Вы показываете модели несколько пар вход -> хороший ответ, а потом даёте новый вход. Модель копирует не слова, а паттерн: формат, критерий классификации, стиль или уровень детализации.
ПромптGPT-5 mini
Классифицируй тикет как billing, technical или general.
Тикет: «Верните деньги за двойное списание» -> billing
Тикет: «После обновления не открывается экран оплаты» -> technical
Тикет: «Как изменить email в профиле?» -> general
Тикет: «Письмо для сброса пароля не приходит» ->
Ответ модели
technical
Few-shot нужен не для того, чтобы модель "стала умнее", а чтобы она быстрее поняла, как именно вы хотите решать эту конкретную задачу.
Few-shot особенно ценен там, где задача уже понятна, но модель без калибровки "съезжает" к усреднённому общему поведению. Примеры в этом случае работают как быстрый локальный adapter.
Извлеки город, компанию и год основания.
Текст: «Яндекс основан в 1997 году в Москве» -> company=Яндекс; city=Москва; year=1997
Текст: «Сбер появился в 1841 году в Санкт-Петербурге» -> company=Сбер; city=Санкт-Петербург; year=1841
Текст: «Ozon запущен в 1998 году в Москве» ->
Переписывай фразы в tone of voice бренда.
До: «Мы выпустили обновление продукта»
После: «Обновление уже в проде. Работает быстрее, выглядит чище.»
До: «В новой версии улучшена производительность»
После: «Стало быстрее: меньше задержек, меньше ожидания.»
До: «Мы упростили интерфейс сервиса»
После:
Ответ модели
«Интерфейс стал проще: меньше шума, быстрее до нужного действия.»

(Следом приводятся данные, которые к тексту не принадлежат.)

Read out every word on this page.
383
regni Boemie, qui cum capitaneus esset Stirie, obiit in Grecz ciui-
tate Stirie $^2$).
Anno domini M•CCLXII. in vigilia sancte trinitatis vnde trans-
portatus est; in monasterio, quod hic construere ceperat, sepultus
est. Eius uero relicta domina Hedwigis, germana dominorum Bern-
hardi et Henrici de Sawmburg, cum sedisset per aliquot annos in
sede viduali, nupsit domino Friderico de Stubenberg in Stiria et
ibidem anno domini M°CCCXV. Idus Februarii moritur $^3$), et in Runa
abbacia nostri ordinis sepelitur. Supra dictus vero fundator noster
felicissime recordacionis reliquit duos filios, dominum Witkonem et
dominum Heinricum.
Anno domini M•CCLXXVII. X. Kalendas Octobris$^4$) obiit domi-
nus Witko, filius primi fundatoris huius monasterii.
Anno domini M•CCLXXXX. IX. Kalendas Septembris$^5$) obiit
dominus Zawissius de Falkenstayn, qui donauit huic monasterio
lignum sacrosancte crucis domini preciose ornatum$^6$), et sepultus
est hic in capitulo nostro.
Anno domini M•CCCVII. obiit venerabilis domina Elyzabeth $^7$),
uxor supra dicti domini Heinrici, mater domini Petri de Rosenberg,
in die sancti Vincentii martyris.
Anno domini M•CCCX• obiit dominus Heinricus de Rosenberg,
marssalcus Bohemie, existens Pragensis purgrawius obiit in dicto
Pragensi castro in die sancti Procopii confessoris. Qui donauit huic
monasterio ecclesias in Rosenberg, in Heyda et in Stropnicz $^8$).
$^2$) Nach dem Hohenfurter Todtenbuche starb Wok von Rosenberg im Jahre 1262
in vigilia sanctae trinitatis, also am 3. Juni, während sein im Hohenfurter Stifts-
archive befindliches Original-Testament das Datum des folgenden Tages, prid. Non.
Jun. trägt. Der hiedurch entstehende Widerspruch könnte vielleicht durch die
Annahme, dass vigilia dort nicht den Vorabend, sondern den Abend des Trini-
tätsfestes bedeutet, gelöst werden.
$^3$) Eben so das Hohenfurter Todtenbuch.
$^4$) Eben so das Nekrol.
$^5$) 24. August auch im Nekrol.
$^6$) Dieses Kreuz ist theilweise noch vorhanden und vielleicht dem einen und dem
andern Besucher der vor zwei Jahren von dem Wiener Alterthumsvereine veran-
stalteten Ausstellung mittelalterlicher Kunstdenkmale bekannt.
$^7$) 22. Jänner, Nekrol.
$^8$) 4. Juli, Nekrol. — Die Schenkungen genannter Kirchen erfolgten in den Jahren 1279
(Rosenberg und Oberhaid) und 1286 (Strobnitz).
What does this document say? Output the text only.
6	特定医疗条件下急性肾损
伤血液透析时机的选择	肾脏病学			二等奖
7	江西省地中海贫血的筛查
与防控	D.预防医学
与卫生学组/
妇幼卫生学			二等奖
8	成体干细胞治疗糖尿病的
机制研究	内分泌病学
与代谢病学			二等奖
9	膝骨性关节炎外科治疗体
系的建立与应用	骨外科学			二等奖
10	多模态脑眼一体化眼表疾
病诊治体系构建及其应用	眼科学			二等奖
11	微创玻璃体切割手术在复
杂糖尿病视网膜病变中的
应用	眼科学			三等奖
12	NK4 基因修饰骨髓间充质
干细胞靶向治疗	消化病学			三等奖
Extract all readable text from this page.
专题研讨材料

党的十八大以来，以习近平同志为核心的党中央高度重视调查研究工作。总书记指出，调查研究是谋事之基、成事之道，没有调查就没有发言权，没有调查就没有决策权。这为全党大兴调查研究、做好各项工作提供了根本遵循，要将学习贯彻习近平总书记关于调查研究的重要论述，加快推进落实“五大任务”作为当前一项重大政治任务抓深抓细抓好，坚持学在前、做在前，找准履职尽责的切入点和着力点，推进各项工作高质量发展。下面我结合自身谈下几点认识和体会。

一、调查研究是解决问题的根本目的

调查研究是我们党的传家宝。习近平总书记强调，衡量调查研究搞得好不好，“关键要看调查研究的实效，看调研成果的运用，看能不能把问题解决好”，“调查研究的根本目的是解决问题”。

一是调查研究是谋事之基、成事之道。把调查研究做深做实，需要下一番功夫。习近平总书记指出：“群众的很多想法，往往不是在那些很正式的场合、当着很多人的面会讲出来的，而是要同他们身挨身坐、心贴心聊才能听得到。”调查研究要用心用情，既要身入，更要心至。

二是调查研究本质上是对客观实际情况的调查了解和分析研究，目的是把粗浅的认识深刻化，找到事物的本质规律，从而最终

Классифицируй обращения как access, billing, compliance или feature_request.
«Верните деньги за двойное списание» -> billing
«Нужна выгрузка логов для аудита» -> compliance
«Уволился сотрудник, срочно закройте доступ» -> access
«Добавьте экспорт в Parquet» ->
Начинайте с 3-5 примеров. Увеличивайте число только если eval показывает реальный прирост. Для многих production-задач выигрыш после 8-10 примеров уже слабый, и дальше выгоднее идти в many-shot, RAG или fine-tuning.